Wood Burns
This fact may make the word “resilience” in today’s blog title seem a little optimistic. But time and again, real-world testing in Europe, Canada, and Australia show that in fires, large-section mass timbers maintain their design strength, thanks to how wood reacts to fire.
Fire Testing
To start, let’s look at a recent fire test conducted at the Ottawa Fire and Explosives Testing facility on June 10, 2022

The Canadian Wood Council was assisted by fire researchers at the National Research Council to conduct full-scale fire testing on a two-storey, mass timber office, with open floor plan. The final test was designed to simulate a “worst-case scenario” and was run without the intervention of sprinklers or firefighters.

The office space was arranged with wood cribbing to about 120% of a modern office fuel load. Window and door openings were left open to allow unobstructed air inflow. An “aggressive ignition package” was used to start the fire, ensuring that flames reached the ceiling as rapidly as possible.

At 10 minutes following ignition the fire is at its maximum intensity and thereafter begins to cool.
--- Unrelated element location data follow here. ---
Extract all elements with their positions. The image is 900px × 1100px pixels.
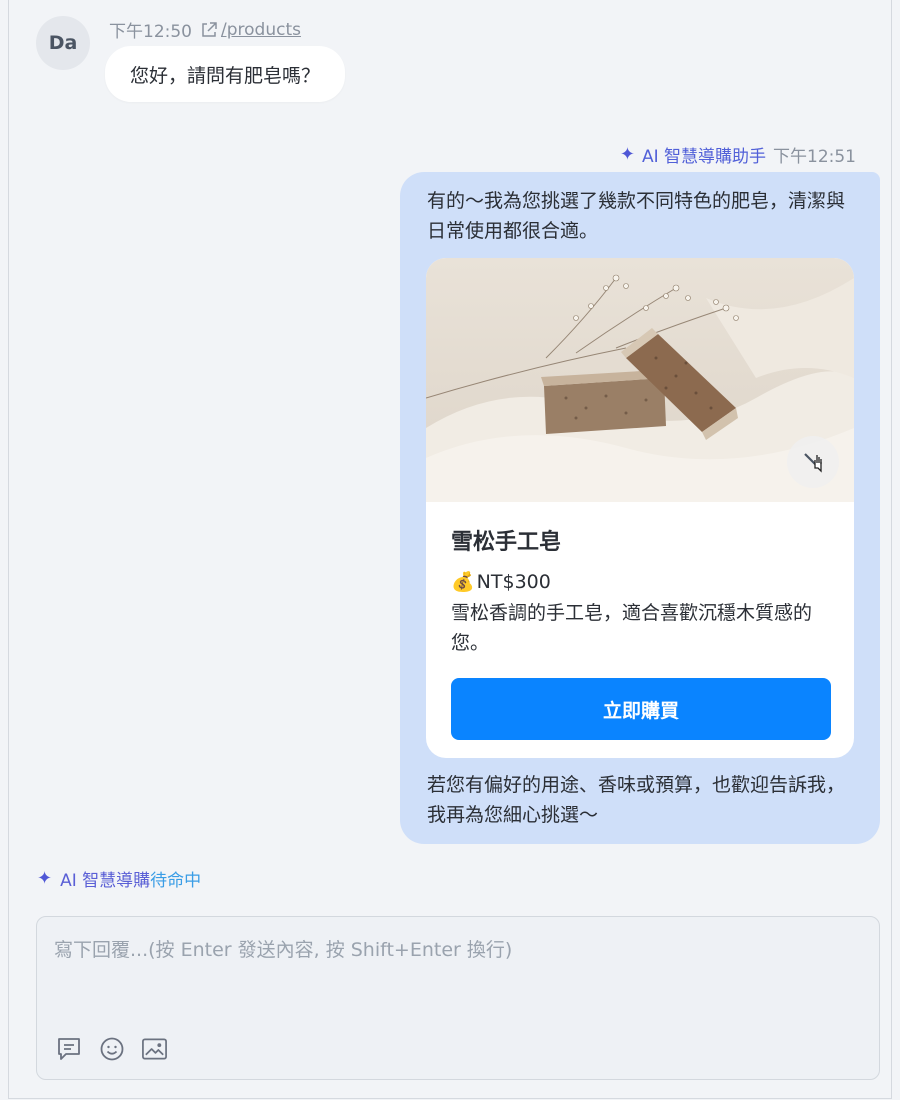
emoji-icon[interactable] xyxy=(98,1035,125,1062)
muted-speaker-icon xyxy=(804,453,822,473)
assistant-message-bubble: 有的～我為您挑選了幾款不同特色的肥皂，清潔與日常使用都很合適。 雪松手工皂 💰 … xyxy=(400,172,880,844)
page-link-text: /products xyxy=(221,19,301,40)
user-message-text: 您好，請問有肥皂嗎？ xyxy=(130,64,321,87)
soap-bars-photo xyxy=(426,258,854,502)
sparkle-icon: ✦ xyxy=(619,144,635,165)
assistant-message-time: 下午12:51 xyxy=(773,147,856,167)
page-link[interactable]: /products xyxy=(200,20,301,40)
buy-now-button[interactable]: 立即購買 xyxy=(451,678,831,740)
assistant-outro-text: 若您有偏好的用途、香味或預算，也歡迎告訴我，我再為您細心挑選～ xyxy=(427,774,846,826)
image-upload-icon[interactable] xyxy=(141,1035,168,1062)
assistant-message-meta: ✦ AI 智慧導購助手 下午12:51 xyxy=(620,142,856,167)
status-label: AI 智慧導購 xyxy=(60,871,151,891)
assistant-status: ✦ AI 智慧導購待命中 xyxy=(37,866,201,891)
money-bag-icon: 💰 xyxy=(451,571,475,593)
assistant-name: AI 智慧導購助手 xyxy=(641,147,766,167)
composer-toolbar xyxy=(55,1035,168,1062)
external-link-icon xyxy=(202,21,217,37)
assistant-intro-text: 有的～我為您挑選了幾款不同特色的肥皂，清潔與日常使用都很合適。 xyxy=(427,190,846,242)
avatar-initials: Da xyxy=(48,32,78,54)
status-state: 待命中 xyxy=(150,871,202,891)
reply-composer[interactable]: 寫下回覆...(按 Enter 發送內容, 按 Shift+Enter 換行) xyxy=(36,916,880,1080)
user-message-meta: 下午12:50 /products xyxy=(109,17,301,43)
avatar: Da xyxy=(36,16,90,70)
chat-window: Da 下午12:50 /products 您好，請問有肥皂嗎？ ✦ AI 智慧導… xyxy=(8,0,892,1099)
product-price-value: NT$300 xyxy=(476,570,551,593)
quick-reply-icon[interactable] xyxy=(55,1035,82,1062)
mute-button[interactable] xyxy=(787,436,839,488)
user-message-bubble: 您好，請問有肥皂嗎？ xyxy=(105,46,346,102)
user-message-time: 下午12:50 xyxy=(109,22,192,42)
product-title: 雪松手工皂 xyxy=(451,530,562,555)
product-price: 💰 NT$300 xyxy=(451,570,551,594)
sparkle-icon: ✦ xyxy=(37,868,53,889)
product-card: 雪松手工皂 💰 NT$300 雪松香調的手工皂，適合喜歡沉穩木質感的您。 立即購… xyxy=(426,258,854,758)
product-description: 雪松香調的手工皂，適合喜歡沉穩木質感的您。 xyxy=(451,602,813,654)
reply-input[interactable]: 寫下回覆...(按 Enter 發送內容, 按 Shift+Enter 換行) xyxy=(54,935,512,962)
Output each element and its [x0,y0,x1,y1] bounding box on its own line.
By 25 minutes, only the remains of the “office furnishings” continue to burn at a low intensity.
The fire lasted four hours, ten minutes and self-extinguished once the fuel load was exhausted. Despite the intensity of the fire, the building remained structurally sound and, following the fire, was safe to enter.
Char Saves the Day
Why did the office building in the CWC fire test not collapse? The answer is found in the way big timbers burn. As fire envelopes a big timber, it develops a surface char layer, and two effects occur – the char is much less combustible and its also a poor conductor of heat. These characteristics of char dramatically slow the transfer of heat to the interior of timbers, which in turn reduces the rate of burn and limits the amount of material available for combustion. By sizing timbers to account for the char layer, a mass timber structure can endure a “worst case” fire and still maintain structural integrity.
The dramatic photos above leave no doubt that fire is a severe threat to structures and human life. They also show that mass timber acts in a way similar to non-combustible construction. It is the contents that burn while the structure keeps its capacity for loads. In multi-storey buildings this capability allows for fire survival in cases where evacuation becomes untenable and ‘shelter in place’ is the remaining option.
Sprinklers Work
Building codes require multi-unit residential buildings of four stories or more to have automatic sprinklers. They also have hardwired smoke detectors and fire alarm control panels that notify the local fire department. Thus, the probability of a “worst-case” scenario is very low. In Europe, an engineering consulting firm Arup conducted fire tests on a large mass timber structure and found that when a low-pressure water mist suppression system was in use, it effectively extinguished the fire with only “limited discolouration” of the ceiling panels above the fire ignition point and minimal water damage.
Conclusion
While fires will always be a risk, modern mass timber design and construction dramatically improve life safety. While mass timber is extremely difficult to ignite, when it is exposed to fire, its char-forming trait will protect its load bearing capacity. When an operating sprinkler system is in use, fires will be contained within the space where they were initiated.